“What should young people do with their lives today? Many things, obviously. But the most daring thing is to create stable communities in which the terrible disease of loneliness can be cured.” ― Kurt Vonnegut, Palm Sunday: An Autobiographical Collage
Clarence “Cutthroat” Johnson certainly changed huge chunks of the world. And yes, he cast his stones across the waters and created many, many ripples. The thing is, of course, that the huge chunks of the world he changed crashed in on the people who inhabited those chunks, and the stones he cast destroyed lives and crushed families. He always said, “You have to have a tough hide to succeed.” Yep. And succeed he did. He succeeded in making billions, more than he could ever spend in several lifetimes. But that doesn’t do you any good when the Reaper comes your way. The Reaper doesn’t take checks. He doesn’t even take cash. But seeing the creature in the black robes standing over your shoulder can make you look back at what you have done with your life – and sometimes? It makes you think. Denial, anger, bargaining, depression, and finally acceptance is all natural – but sending his spoiled rotten daughter, who never worked a day in her life, and lived for her hair and nails and various charity events and social gatherings, to live in a ghost town in the Texas Hill Country with seven other people, and told to “make something” of the town before she can earn her inheritance?! Seven other people from the “lower” classes at that?!
“How are we going to shop? Can I get my nails done?
Yep. This isn’t starting out well. And telling Daddy’s Little Princess she should be a “good sport”, well, you know that went over well. So, Daddy’s Little Cleo sets out with an eclectic band of misfits to Fat Chance, Texas.

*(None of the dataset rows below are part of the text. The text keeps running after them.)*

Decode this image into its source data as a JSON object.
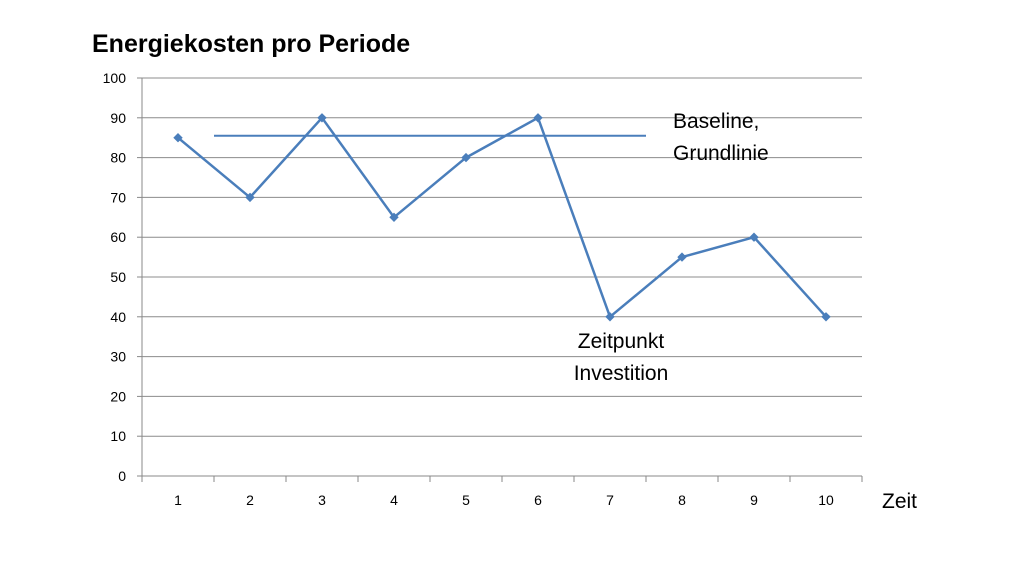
{
  "chart_data": {
    "type": "line",
    "title": "Energiekosten pro Periode",
    "xlabel": "Zeit",
    "ylabel": "",
    "categories": [
      "1",
      "2",
      "3",
      "4",
      "5",
      "6",
      "7",
      "8",
      "9",
      "10"
    ],
    "yticks": [
      "0",
      "10",
      "20",
      "30",
      "40",
      "50",
      "60",
      "70",
      "80",
      "90",
      "100"
    ],
    "ylim": [
      0,
      100
    ],
    "grid": true,
    "series": [
      {
        "values": [
          85,
          70,
          90,
          65,
          80,
          90,
          40,
          55,
          60,
          40
        ],
        "color": "#4a7ebb",
        "marker": "diamond"
      }
    ],
    "baseline": {
      "value": 85.5,
      "from_category": 1.5,
      "to_category": 7.5,
      "color": "#4a7ebb"
    },
    "annotations": {
      "baseline_line1": "Baseline,",
      "baseline_line2": "Grundlinie",
      "investment_line1": "Zeitpunkt",
      "investment_line2": "Investition"
    }
  }
}
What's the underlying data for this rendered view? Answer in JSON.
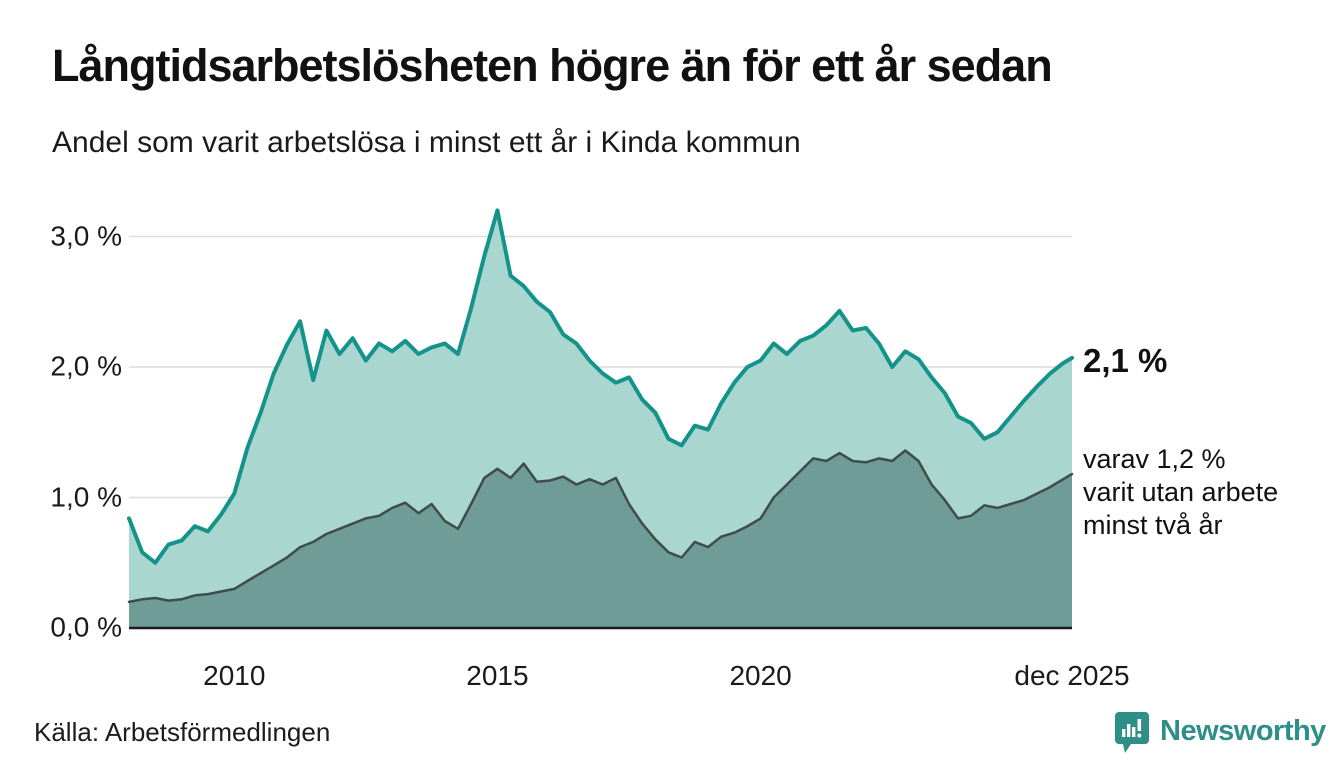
{
  "header": {
    "title": "Långtidsarbetslösheten högre än för ett år sedan",
    "subtitle": "Andel som varit arbetslösa i minst ett år i Kinda kommun"
  },
  "annotations": {
    "latest_total": "2,1 %",
    "two_year": {
      "line1": "varav 1,2 %",
      "line2": "varit utan arbete",
      "line3": "minst två år"
    }
  },
  "footer": {
    "source": "Källa: Arbetsförmedlingen",
    "brand": "Newsworthy",
    "brand_icon": "bar-chart-badge-icon"
  },
  "colors": {
    "total_line": "#14938a",
    "total_fill": "#a9d6cf",
    "two_year_line": "#3d4e4a",
    "two_year_fill": "#6f9c96",
    "gridline": "#dcdcdc",
    "axis_line": "#1b1b1b",
    "text": "#111111",
    "brand_teal": "#2e8f89"
  },
  "chart_data": {
    "type": "area",
    "title": "Långtidsarbetslösheten högre än för ett år sedan",
    "subtitle": "Andel som varit arbetslösa i minst ett år i Kinda kommun",
    "x_unit": "decimal_year",
    "grid": "horizontal",
    "ylim": [
      0,
      3.35
    ],
    "xlim": [
      2008.0,
      2025.9167
    ],
    "x": [
      2008.0,
      2008.25,
      2008.5,
      2008.75,
      2009.0,
      2009.25,
      2009.5,
      2009.75,
      2010.0,
      2010.25,
      2010.5,
      2010.75,
      2011.0,
      2011.25,
      2011.5,
      2011.75,
      2012.0,
      2012.25,
      2012.5,
      2012.75,
      2013.0,
      2013.25,
      2013.5,
      2013.75,
      2014.0,
      2014.25,
      2014.5,
      2014.75,
      2015.0,
      2015.25,
      2015.5,
      2015.75,
      2016.0,
      2016.25,
      2016.5,
      2016.75,
      2017.0,
      2017.25,
      2017.5,
      2017.75,
      2018.0,
      2018.25,
      2018.5,
      2018.75,
      2019.0,
      2019.25,
      2019.5,
      2019.75,
      2020.0,
      2020.25,
      2020.5,
      2020.75,
      2021.0,
      2021.25,
      2021.5,
      2021.75,
      2022.0,
      2022.25,
      2022.5,
      2022.75,
      2023.0,
      2023.25,
      2023.5,
      2023.75,
      2024.0,
      2024.25,
      2024.5,
      2024.75,
      2025.0,
      2025.25,
      2025.5,
      2025.75,
      2025.9167
    ],
    "series": [
      {
        "name": "Andel arbetslösa minst ett år",
        "latest_label": "2,1 %",
        "line_color": "#14938a",
        "fill_color": "#a9d6cf",
        "values": [
          0.84,
          0.58,
          0.5,
          0.64,
          0.67,
          0.78,
          0.74,
          0.87,
          1.03,
          1.38,
          1.65,
          1.95,
          2.17,
          2.35,
          1.9,
          2.28,
          2.1,
          2.22,
          2.05,
          2.18,
          2.12,
          2.2,
          2.1,
          2.15,
          2.18,
          2.1,
          2.45,
          2.85,
          3.2,
          2.7,
          2.62,
          2.5,
          2.42,
          2.25,
          2.18,
          2.05,
          1.95,
          1.88,
          1.92,
          1.75,
          1.65,
          1.45,
          1.4,
          1.55,
          1.52,
          1.72,
          1.88,
          2.0,
          2.05,
          2.18,
          2.1,
          2.2,
          2.24,
          2.32,
          2.43,
          2.28,
          2.3,
          2.18,
          2.0,
          2.12,
          2.06,
          1.92,
          1.8,
          1.62,
          1.57,
          1.45,
          1.5,
          1.62,
          1.74,
          1.85,
          1.95,
          2.03,
          2.07
        ]
      },
      {
        "name": "Andel utan arbete minst två år",
        "latest_label": "1,2 %",
        "line_color": "#3d4e4a",
        "fill_color": "#6f9c96",
        "values": [
          0.2,
          0.22,
          0.23,
          0.21,
          0.22,
          0.25,
          0.26,
          0.28,
          0.3,
          0.36,
          0.42,
          0.48,
          0.54,
          0.62,
          0.66,
          0.72,
          0.76,
          0.8,
          0.84,
          0.86,
          0.92,
          0.96,
          0.88,
          0.95,
          0.82,
          0.76,
          0.95,
          1.15,
          1.22,
          1.15,
          1.26,
          1.12,
          1.13,
          1.16,
          1.1,
          1.14,
          1.1,
          1.15,
          0.95,
          0.8,
          0.68,
          0.58,
          0.54,
          0.66,
          0.62,
          0.7,
          0.73,
          0.78,
          0.84,
          1.0,
          1.1,
          1.2,
          1.3,
          1.28,
          1.34,
          1.28,
          1.27,
          1.3,
          1.28,
          1.36,
          1.28,
          1.1,
          0.98,
          0.84,
          0.86,
          0.94,
          0.92,
          0.95,
          0.98,
          1.03,
          1.08,
          1.14,
          1.18
        ]
      }
    ],
    "yticks": [
      {
        "value": 0.0,
        "label": "0,0 %"
      },
      {
        "value": 1.0,
        "label": "1,0 %"
      },
      {
        "value": 2.0,
        "label": "2,0 %"
      },
      {
        "value": 3.0,
        "label": "3,0 %"
      }
    ],
    "xticks": [
      {
        "value": 2010.0,
        "label": "2010"
      },
      {
        "value": 2015.0,
        "label": "2015"
      },
      {
        "value": 2020.0,
        "label": "2020"
      },
      {
        "value": 2025.9167,
        "label": "dec 2025"
      }
    ]
  }
}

Well, not exactly “with” – Daddy may have taken away the family private plane, along with all access to the family funds, but there is no way she is climbing on a rented RV with Titan, Polly, Dymphna, Elwood, Wally Wasabi, and Old Bertha. So, she packs up more fancy clothes than she can fit in the trunk of her stretch limo (Stilettos? And mink coats? In a ghost town? Really?), stuffs her family retainer behind the wheel, and they leave California for Fat Chance. Fat Chance this is going to work out, right? Especially when the unexpected seventh person in the group turns out to be her ex-husband, Marshall “Let’s call me ‘Powderkeg’ like a Pirate cause everyone else has cool nicknames!” Primb.

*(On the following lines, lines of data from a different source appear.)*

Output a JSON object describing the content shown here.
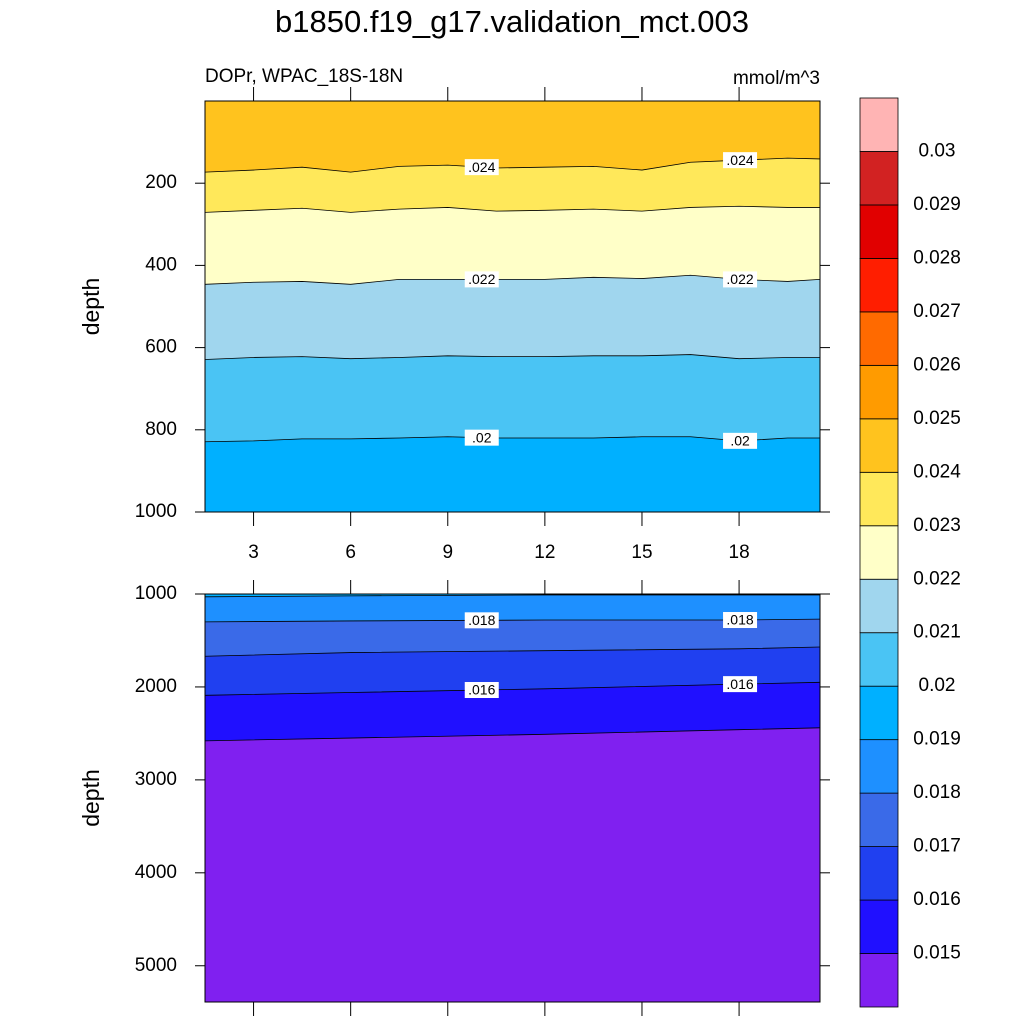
{
  "chart_data": {
    "type": "contour",
    "title": "b1850.f19_g17.validation_mct.003",
    "subtitle": "DOPr, WPAC_18S-18N",
    "units": "mmol/m^3",
    "colorbar": {
      "levels": [
        0.015,
        0.016,
        0.017,
        0.018,
        0.019,
        0.02,
        0.021,
        0.022,
        0.023,
        0.024,
        0.025,
        0.026,
        0.027,
        0.028,
        0.029,
        0.03
      ],
      "colors": [
        "#8020f0",
        "#2010ff",
        "#2040f0",
        "#3a6ae8",
        "#1e90ff",
        "#00b0ff",
        "#4ac4f4",
        "#a0d6ee",
        "#ffffc8",
        "#ffe85a",
        "#ffc31e",
        "#ff9b00",
        "#ff6a00",
        "#ff1e00",
        "#e10000",
        "#d22222",
        "#ffb4b4"
      ]
    },
    "panels": [
      {
        "ylabel": "depth",
        "xlim": [
          1.5,
          20.5
        ],
        "xticks": [
          3,
          6,
          9,
          12,
          15,
          18
        ],
        "ylim": [
          1000,
          0
        ],
        "yticks": [
          200,
          400,
          600,
          800,
          1000
        ],
        "x": [
          1.5,
          3,
          4.5,
          6,
          7.5,
          9,
          10.5,
          12,
          13.5,
          15,
          16.5,
          18,
          19.5,
          20.5
        ],
        "contours": [
          {
            "level": 0.024,
            "label": ".024",
            "depths": [
              173,
              168,
              161,
              173,
              159,
              156,
              163,
              161,
              159,
              168,
              149,
              144,
              139,
              141
            ]
          },
          {
            "level": 0.023,
            "depths": [
              271,
              266,
              261,
              271,
              263,
              259,
              268,
              266,
              263,
              268,
              259,
              256,
              259,
              259
            ]
          },
          {
            "level": 0.022,
            "label": ".022",
            "depths": [
              446,
              441,
              439,
              446,
              434,
              434,
              434,
              434,
              429,
              432,
              424,
              434,
              439,
              434
            ]
          },
          {
            "level": 0.021,
            "depths": [
              629,
              624,
              622,
              627,
              624,
              620,
              622,
              622,
              620,
              620,
              617,
              627,
              624,
              624
            ]
          },
          {
            "level": 0.02,
            "label": ".02",
            "depths": [
              829,
              827,
              822,
              822,
              820,
              817,
              820,
              820,
              820,
              817,
              817,
              827,
              820,
              820
            ]
          }
        ]
      },
      {
        "ylabel": "depth",
        "xlim": [
          1.5,
          20.5
        ],
        "ylim": [
          5390,
          1000
        ],
        "yticks": [
          1000,
          2000,
          3000,
          4000,
          5000
        ],
        "x": [
          1.5,
          6,
          12,
          18,
          20.5
        ],
        "contours": [
          {
            "level": 0.019,
            "depths": [
              1030,
              1020,
              1010,
              1010,
              1010
            ]
          },
          {
            "level": 0.018,
            "label": ".018",
            "depths": [
              1300,
              1290,
              1280,
              1280,
              1270
            ]
          },
          {
            "level": 0.017,
            "depths": [
              1670,
              1630,
              1610,
              1590,
              1570
            ]
          },
          {
            "level": 0.016,
            "label": ".016",
            "depths": [
              2090,
              2060,
              2020,
              1970,
              1950
            ]
          },
          {
            "level": 0.015,
            "depths": [
              2580,
              2550,
              2510,
              2460,
              2440
            ]
          }
        ]
      }
    ]
  }
}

Cutthroat destroyed these seven people’s lives, or the lives of their families, in one way or another through his long, money-grubbing career, starting with Wally’s grandfather and working his way down to his latest bit of destruction, buying the land Dymphna live quietly upon, raising her sheep, spinning yarn and selling her knitting, right out from under her. A pristine, pastoral life, destroyed in the name of greed and rampant over-development. Now, he is determined to “help” them to “Get up, get out, and achieve the American Dream.” If they can live in Fat Chance for six months and create a functioning, successful town, Cleo gets her millions – and the rest get three years’ wages. And if three years wages for each doesn’t add up to $100,000, well, they each get that amount. As Dymphna puts it, “I guess he figures if we’re stuck there for six months, we might as well give it a shot.”
What happens next, as these eight completely disparate people come together in a dusty, ramshackle town where the buildings seem to be holding together on a wing and a prayer, the only road has been washed out for years, and no one has been near the place since the 1950’s – well, except for crotchety, gun-wielding old Pappy, the town’s Mayor, Sheriff, Banker, and all around butt-kicker. An old, “old” friend of Cutthroat’s, Pappy is there to make sure they don’t self-combust in the first week.
This book really touched a place deep inside for me. People with no shared history, no common interests, thrown together in a place where they are pretty much completely isolated and forced to learn to barter goods and services and to rely on one another for survival, in what amounts to a “post-apocalyptic” landscape. The only store for fresh food and supplies is a four-mile hike, with only Jerry Lee the mule and Thud the Bloodhound for pack animals. Watching these strangers pulling together to make a community is charming. Developing a fellowship, learning to survive with little, as well as learning to be a grocer, a hostler, and myriad other business owners – well, the story was so creative, and so positive, I couldn’t resist reading it straight through. There is pain and disappointment, but there is also hope and happiness to be had in Fat Chance. And at the end of the six months? Well, read it and see!
I received this book in exchange for a realistic review. All thoughts are my own. Oh, and one thing I really liked about it? Everybody learning to live and work closely, without the author falling into the whole “let’s pair everyone off romantically” trope. Refreshing!